Uygür Türkleri'nin organlarını satıp Çinlilere veriyorlar. Uygur kızları zorla Çinliler'le evlendiriliyor. Bizi yok etmek için her şeyi yapıyorlar. Kendi evimizde ekmek bıçaklarımızın üzerinde bile kimlik numaralarımız yazıyor. Bunlara rağmen Uygur halkı terörist eylemlere başvurmuyor. Aslında terörist olan Çin Komünist Partisi'dir.
Benim babam 68 yaşında elinde asayla dolaşan bir adam nasıl terörist olabilir. George Floyd'un ABD'de öldürülmesi dünyada büyük yankı uyandırdı. Neden çünkü videoya çekildi yaşanan olay. Ama Doğu Türkistan'da bunu yapmak mümkün değil. Her 1 kilometrede bir kontrol noktaları var. Sizin telefonunuz kontrol ediliyor. Video, resim çektiniz mi diye.
Biz dünyaya dağılmış Uygur Türkleri ailelerimizle görüşemiyoruz. Ben iki yıldır annemle görüşemiyordum. Ben Uygur Türkleri Başkanı olunca rüşvet amaçlı olmalı, artık ailemle görüşebiliyorum. Ama diasporadaki Uygurlar benim kadar şanslı değil maalesef.
Binlerce çocuğu Çinlileştirmek için toplama kamplarına aldılar. Daha sonra bu çocukları Çinli ailelerin yanına veriyorlar. Doğu Perinçek diyor ya, "Burası köy enstitüsü gibi, oralarda meslek öğreniyorlar", benim babam 68 yaşında adam ne meslek öğrenecek. Kamplarda üniversite hocaları var bunlar ne meslek öğrenecek. Belki dilimizi konuşmamız yasak değil ama Çince bilmeyen bir insanın iş bulma şansı yok.
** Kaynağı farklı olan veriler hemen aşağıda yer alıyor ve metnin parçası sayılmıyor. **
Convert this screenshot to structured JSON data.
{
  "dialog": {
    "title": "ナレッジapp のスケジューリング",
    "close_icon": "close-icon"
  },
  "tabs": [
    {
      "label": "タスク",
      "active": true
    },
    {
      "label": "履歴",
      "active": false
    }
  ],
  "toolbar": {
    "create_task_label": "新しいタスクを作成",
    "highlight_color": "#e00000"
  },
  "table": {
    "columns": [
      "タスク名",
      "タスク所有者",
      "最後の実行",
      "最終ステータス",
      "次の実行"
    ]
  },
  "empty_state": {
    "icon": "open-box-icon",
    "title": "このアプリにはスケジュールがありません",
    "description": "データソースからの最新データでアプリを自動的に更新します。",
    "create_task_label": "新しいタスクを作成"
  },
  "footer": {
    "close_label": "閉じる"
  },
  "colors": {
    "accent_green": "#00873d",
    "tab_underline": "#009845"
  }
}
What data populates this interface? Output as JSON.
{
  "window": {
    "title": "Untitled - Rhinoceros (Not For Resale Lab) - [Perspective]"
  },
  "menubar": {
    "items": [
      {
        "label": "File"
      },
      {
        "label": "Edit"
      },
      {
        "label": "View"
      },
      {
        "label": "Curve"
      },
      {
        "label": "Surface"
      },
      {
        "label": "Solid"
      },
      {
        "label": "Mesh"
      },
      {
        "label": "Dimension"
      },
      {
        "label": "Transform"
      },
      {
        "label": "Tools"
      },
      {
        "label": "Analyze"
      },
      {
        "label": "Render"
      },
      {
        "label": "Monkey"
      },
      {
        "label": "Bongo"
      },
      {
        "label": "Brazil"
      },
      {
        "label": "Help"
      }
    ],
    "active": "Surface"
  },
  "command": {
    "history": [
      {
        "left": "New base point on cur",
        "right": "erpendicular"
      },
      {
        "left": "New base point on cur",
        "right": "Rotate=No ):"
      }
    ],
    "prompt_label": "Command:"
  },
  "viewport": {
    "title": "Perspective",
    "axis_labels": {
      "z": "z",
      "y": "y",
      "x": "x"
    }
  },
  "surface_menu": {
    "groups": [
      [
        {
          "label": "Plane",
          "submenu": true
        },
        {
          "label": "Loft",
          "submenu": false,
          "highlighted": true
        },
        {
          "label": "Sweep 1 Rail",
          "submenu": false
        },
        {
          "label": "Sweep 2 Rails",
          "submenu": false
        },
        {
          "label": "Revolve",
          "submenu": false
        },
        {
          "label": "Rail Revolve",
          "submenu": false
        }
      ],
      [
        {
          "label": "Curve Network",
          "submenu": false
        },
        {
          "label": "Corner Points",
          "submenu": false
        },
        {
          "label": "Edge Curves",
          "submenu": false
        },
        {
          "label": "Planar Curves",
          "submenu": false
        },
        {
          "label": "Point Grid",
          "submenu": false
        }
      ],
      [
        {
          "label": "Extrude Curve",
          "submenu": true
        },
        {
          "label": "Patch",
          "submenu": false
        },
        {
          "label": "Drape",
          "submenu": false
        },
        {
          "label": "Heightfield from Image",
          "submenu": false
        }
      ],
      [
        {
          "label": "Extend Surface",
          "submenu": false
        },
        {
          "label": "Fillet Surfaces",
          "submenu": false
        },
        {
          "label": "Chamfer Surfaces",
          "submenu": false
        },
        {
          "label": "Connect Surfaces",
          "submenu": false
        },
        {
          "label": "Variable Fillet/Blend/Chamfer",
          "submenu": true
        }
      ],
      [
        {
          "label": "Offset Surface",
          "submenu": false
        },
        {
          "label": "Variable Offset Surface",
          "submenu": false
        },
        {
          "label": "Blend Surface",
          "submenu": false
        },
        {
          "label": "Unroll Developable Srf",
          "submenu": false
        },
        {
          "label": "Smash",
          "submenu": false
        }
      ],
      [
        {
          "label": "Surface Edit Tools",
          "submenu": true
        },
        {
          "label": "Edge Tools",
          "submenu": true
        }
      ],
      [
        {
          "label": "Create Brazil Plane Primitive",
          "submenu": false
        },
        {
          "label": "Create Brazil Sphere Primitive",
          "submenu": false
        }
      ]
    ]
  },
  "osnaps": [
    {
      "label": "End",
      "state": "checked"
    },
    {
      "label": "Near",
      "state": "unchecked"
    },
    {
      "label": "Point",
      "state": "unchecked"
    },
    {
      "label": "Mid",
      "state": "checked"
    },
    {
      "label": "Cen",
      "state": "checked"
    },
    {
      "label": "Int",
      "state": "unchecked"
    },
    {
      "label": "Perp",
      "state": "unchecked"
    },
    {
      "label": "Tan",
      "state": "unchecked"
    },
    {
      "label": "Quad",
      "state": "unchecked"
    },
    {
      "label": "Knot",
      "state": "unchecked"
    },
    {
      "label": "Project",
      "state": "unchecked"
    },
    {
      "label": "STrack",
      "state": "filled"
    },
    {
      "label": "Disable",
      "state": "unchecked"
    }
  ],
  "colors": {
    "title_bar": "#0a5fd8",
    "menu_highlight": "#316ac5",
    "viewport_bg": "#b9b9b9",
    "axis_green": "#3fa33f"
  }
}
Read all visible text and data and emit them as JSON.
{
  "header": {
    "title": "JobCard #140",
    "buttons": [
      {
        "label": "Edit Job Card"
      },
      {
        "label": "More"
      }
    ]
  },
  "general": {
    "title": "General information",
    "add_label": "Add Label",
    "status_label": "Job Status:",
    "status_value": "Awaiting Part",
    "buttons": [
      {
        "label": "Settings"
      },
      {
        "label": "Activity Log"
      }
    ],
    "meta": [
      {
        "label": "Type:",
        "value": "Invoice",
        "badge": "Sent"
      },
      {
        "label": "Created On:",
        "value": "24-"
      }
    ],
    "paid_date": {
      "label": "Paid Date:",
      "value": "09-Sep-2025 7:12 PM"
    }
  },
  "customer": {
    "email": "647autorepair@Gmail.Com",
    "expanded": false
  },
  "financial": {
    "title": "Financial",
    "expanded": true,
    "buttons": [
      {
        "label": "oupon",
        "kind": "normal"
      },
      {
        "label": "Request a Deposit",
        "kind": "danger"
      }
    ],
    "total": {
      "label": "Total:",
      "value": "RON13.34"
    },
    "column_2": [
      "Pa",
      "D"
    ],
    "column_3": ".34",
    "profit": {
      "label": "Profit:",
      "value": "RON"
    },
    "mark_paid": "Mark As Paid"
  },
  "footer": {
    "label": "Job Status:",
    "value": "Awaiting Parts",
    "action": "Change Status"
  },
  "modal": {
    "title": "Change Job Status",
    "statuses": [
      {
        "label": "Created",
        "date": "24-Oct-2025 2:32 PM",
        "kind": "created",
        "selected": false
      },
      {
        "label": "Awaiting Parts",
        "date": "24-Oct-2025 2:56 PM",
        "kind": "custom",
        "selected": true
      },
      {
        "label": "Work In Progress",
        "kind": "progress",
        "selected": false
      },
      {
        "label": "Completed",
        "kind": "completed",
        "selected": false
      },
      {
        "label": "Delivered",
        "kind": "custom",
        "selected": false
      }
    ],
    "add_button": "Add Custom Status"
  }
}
Biz öz be öz Türküz, ama Milliyetçi Hareket Partisi Uygur Türklerine sahip çıkmıyor. Ben Amerika'da çok sayıda yetkiliyle görüştüm, hepsi sorunumuzu dinledi, ellerinden geleceklerini yaptıklarını söylediler. Ama Türkiye'de siyasiler sessiz kalıyor. Myanmar gibi küçük bir devlet katliam yaparken dünyayı ağaya kaldırıyorlar, Çin gibi dev bir ülke katliam yapınca ses çıkmıyor. Tabii bunlarda Çin ile yapılan ticari anlaşmaların etkisi olduğunu biliyorum.
50 binden fazla Uygur Türkü Türkiye'de vatandaş oldu. Türk milletine teşekkür ediyoruz. Ama Türkiye Çin için sorun teşkil eden ismleri Pakistan üzerinden Çin'deki toplama kamplarına geri gönderiliyor. Ahmet Davutoğlu geçenlerde bir konuşma yaptı, eski başbakan olduğu için mutlaka bir bildiği vardır, dedi ki, "50 bin Doğu Türkistanlı Türkiye'de tehlikede" dedi. Sayın Davutoğlu diyorsa, Türkiye'deki Uygurlar tehlikededir."